The 6-foot-3, 224-pound Gordon, who caught 42 passes for 714 yards and seven touchdowns for Baylor in 2010, was on the Browns' radar for a while. In fact, if team president Mike Holmgren had his way, the Browns might have wound up as Baylor's north campus. Holmgren selected defensive tackle Phil Taylor in the first round of the 2011 draft, tried desperately to trade up in the 2012 draft to select Robert Griffin III, and made the team's interest in receiver Kendall Wright (Griffin's main target) well-known. Wright was taken in the first round this year -- but by the Tenneessee Titans.

Gordon's off-field issues wouldn't likely scare Holmgren off in any case -- when he ran personnel for the Seattle Seahawks from 1999 through 2003, he selected receiver Koren Robinson and tight end Jerramy Stevens, both players with great physical talents and penchants for knuckleheadedness. The Browns need a speed receiver with size, and in the abstract, Gordon fits the bill.

Based on the limited game tape available, it's clear to see why NFL teams would covet Gordon enough to risk a second-round pick on him. He's a big receiver with ability and toughness in traffic, dynamism after the catch, and a rare second gear for someone his size. He reminds me a bit of Denver's Demaryius Thomas, who transcended a limited passing offense at Georgia Tech to become one of the best young receivers in the NFL.

The question is, has Gordon learned from his mistakes?

"Despite everything I've been through, despite being a kid with a spotty background, the Cleveland Browns stuck their neck out and risked taking me and put their faith and belief in me, and I won't let them down," Gordon said in a phone interview with the Cleveland media after Thursday's selection. "I'm grateful, and I know I can't go back to being the person I used to be."

Despite the disciplinary actions he had to take against Gordon (who got in trouble with marijuana more than once at Baylor), head coach Art Briles believes that Gordon can turn it around. "It killed me, it really did, because as a coach, I think we're in the kid-saving business," Briles said. "I know Josh's character, I know his heart, I know his mind, I know his soul and it's all good."

I was with my buddy Mike Silver in Hollywood this week for the Gatorade Sports Star of the Year banquet, when he asked RGIII about his former teammate.

"He's been a kid that's been in a bunch of unfortunate situations," Griffin told Silver, "and he knows that he was the reason that those [situations] happened.
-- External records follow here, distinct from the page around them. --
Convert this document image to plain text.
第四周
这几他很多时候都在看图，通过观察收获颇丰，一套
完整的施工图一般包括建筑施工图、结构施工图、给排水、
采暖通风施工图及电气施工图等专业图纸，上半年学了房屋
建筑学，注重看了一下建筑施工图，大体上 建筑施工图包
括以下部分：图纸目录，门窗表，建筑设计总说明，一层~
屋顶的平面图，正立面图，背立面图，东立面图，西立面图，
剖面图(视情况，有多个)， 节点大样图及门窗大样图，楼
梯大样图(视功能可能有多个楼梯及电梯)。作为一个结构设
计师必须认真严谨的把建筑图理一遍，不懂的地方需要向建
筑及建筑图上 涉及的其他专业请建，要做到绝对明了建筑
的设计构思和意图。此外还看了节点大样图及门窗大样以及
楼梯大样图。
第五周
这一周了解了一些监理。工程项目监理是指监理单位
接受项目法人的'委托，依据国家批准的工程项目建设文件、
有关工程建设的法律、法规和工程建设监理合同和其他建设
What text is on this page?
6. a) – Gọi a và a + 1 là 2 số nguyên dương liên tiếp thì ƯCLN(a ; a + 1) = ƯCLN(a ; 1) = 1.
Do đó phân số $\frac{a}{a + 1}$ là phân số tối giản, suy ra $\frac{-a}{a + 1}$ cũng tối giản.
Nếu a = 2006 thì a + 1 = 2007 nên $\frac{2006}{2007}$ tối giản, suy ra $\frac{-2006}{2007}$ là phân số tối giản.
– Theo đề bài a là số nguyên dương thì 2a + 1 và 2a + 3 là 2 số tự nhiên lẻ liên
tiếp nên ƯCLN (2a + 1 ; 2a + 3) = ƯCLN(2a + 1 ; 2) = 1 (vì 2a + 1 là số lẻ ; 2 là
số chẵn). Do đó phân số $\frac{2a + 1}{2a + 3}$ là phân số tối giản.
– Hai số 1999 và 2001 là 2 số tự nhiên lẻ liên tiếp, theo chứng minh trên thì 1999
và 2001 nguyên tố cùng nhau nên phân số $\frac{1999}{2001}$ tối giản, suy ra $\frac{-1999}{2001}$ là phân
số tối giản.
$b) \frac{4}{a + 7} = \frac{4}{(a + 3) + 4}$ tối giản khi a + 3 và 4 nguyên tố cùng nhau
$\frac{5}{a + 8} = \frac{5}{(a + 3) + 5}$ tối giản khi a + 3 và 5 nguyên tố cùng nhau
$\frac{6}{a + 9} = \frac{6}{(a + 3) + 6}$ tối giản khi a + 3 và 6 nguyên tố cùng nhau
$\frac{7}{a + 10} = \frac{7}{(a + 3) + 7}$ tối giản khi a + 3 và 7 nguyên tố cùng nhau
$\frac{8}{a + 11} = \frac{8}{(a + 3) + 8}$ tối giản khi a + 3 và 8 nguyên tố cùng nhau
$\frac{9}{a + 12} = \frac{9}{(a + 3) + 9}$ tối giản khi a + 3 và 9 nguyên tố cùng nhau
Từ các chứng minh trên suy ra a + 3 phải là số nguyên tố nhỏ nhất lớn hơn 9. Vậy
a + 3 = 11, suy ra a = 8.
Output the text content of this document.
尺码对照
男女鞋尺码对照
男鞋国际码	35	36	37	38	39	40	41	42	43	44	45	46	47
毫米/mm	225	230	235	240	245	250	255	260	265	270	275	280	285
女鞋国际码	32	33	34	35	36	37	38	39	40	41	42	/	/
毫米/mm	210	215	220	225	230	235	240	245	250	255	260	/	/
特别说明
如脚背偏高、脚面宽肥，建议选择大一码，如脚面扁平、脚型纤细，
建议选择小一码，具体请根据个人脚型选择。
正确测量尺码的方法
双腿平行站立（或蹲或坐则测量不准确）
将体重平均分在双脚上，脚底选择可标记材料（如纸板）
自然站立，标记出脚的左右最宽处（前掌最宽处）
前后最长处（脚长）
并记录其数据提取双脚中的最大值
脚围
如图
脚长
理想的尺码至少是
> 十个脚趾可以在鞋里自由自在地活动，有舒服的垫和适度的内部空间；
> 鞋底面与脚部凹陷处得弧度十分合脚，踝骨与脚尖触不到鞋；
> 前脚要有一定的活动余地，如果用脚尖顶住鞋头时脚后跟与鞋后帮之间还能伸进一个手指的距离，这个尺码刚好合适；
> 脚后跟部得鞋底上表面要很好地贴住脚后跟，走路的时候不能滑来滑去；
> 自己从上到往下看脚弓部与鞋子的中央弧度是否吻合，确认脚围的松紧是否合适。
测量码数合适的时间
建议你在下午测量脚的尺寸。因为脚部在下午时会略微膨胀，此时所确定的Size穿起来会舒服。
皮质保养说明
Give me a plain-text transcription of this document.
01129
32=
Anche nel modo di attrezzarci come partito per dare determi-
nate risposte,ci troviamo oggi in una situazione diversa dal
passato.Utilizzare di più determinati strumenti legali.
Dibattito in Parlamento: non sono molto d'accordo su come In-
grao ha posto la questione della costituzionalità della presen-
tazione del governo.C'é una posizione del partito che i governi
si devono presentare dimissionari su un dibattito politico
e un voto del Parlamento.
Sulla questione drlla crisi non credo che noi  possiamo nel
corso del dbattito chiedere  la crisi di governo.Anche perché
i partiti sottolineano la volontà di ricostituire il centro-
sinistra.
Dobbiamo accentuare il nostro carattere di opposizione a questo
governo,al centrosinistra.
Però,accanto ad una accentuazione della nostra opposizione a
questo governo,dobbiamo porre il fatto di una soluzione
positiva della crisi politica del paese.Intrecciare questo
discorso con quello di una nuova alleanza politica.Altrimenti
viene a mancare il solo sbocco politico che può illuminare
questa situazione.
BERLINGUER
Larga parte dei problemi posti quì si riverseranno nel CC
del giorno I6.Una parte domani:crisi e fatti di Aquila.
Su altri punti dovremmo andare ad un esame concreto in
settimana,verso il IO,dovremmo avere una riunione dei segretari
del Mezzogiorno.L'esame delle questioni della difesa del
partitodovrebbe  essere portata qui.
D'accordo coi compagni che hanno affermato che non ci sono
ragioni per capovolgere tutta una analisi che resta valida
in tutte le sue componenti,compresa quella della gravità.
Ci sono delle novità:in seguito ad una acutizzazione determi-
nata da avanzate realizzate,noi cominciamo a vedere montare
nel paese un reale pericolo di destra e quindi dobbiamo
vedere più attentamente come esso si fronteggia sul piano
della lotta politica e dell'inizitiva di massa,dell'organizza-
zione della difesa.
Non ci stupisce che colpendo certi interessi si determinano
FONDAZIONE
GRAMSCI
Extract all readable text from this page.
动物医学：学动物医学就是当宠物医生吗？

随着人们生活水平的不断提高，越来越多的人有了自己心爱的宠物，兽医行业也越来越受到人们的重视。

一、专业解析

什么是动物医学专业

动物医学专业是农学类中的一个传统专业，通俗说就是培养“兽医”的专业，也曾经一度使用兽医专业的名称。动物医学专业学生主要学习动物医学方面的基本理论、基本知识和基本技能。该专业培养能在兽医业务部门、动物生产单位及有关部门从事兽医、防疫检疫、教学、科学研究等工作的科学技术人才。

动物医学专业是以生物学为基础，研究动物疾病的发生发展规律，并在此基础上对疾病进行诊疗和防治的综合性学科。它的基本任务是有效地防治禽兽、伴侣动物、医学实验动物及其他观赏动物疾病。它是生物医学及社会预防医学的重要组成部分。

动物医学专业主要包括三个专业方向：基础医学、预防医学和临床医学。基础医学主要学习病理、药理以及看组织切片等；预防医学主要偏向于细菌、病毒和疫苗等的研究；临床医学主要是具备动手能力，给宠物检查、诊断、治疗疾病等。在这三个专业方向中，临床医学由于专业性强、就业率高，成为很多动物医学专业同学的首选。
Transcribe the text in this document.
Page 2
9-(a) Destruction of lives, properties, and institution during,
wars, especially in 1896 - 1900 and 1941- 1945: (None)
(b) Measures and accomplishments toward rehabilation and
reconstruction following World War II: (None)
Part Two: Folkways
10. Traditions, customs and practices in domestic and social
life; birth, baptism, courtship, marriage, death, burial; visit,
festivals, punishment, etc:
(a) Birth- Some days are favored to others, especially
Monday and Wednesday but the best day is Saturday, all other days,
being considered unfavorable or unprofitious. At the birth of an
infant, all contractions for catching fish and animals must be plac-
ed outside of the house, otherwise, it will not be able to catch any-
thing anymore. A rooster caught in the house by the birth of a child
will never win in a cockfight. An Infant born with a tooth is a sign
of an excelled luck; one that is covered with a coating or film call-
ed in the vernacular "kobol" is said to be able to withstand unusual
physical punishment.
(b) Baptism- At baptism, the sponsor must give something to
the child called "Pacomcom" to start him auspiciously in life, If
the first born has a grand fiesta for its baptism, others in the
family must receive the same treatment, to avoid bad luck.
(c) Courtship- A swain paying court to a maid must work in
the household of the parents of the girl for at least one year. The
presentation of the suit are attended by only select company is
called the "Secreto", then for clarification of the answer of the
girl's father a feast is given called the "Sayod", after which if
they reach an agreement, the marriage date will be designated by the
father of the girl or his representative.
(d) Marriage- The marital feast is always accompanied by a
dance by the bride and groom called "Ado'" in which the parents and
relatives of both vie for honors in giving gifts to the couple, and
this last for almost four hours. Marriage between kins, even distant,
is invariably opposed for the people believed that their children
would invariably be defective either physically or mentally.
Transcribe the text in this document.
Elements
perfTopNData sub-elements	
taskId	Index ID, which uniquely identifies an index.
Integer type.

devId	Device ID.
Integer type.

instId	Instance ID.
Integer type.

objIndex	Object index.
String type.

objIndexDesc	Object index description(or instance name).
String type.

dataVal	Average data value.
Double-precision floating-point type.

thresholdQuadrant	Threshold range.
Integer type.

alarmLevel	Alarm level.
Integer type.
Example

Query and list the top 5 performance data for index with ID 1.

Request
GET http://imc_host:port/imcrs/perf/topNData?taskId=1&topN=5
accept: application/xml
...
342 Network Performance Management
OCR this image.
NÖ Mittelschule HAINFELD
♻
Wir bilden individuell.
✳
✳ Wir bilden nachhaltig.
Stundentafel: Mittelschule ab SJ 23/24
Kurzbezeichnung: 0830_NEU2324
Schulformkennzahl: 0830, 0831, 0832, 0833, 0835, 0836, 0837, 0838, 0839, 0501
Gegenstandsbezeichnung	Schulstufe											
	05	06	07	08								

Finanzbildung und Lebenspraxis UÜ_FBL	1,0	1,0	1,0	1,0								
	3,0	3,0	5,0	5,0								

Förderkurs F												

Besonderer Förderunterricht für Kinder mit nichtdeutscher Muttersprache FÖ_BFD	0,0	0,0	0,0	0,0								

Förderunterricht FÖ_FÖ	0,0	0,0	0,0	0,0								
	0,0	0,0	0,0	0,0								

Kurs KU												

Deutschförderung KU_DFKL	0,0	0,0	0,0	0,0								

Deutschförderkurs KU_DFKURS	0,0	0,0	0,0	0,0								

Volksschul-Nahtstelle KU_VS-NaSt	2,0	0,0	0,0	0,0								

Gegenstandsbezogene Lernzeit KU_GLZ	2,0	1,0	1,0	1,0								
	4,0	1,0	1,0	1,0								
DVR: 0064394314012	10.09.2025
So I think any team that gets him, of course they're gonna feel like they're rolling the dice on the kid. I think that in the end, he'll be successful if he wants to be successful. That's all on him. And he knows that. He knows he's used up all his chances and everybody's watching him."

Gordon has undergone counseling for his past problems, and according to Browns general manager Tom Heckert, the difference between then and now is obvious.

"I couldn't find anybody to say one bad thing about the kid," Heckert said. "I drilled him pretty hard when I was with him. He didn't back down, and he told me everything that I thought I needed to hear from him."

Holmgren had better hope so. Robinson and Stevens both flamed out pretty quickly in Seattle, proved that they didn't have the will and discipline to make it in the NFL, and became embarrassments to the franchise. As Griffin said, it's up to Josh Gordon and Josh Gordon alone to separate himself from the NFL's long list of cautionary tales.

"I've definitely learned from this," Gordon concluded. "It's been a long road, but I'm seeing light at the end of the tunnel after today. Looking back, it was something that had to happen in order for this to even take place. I promise the Browns won't regret this."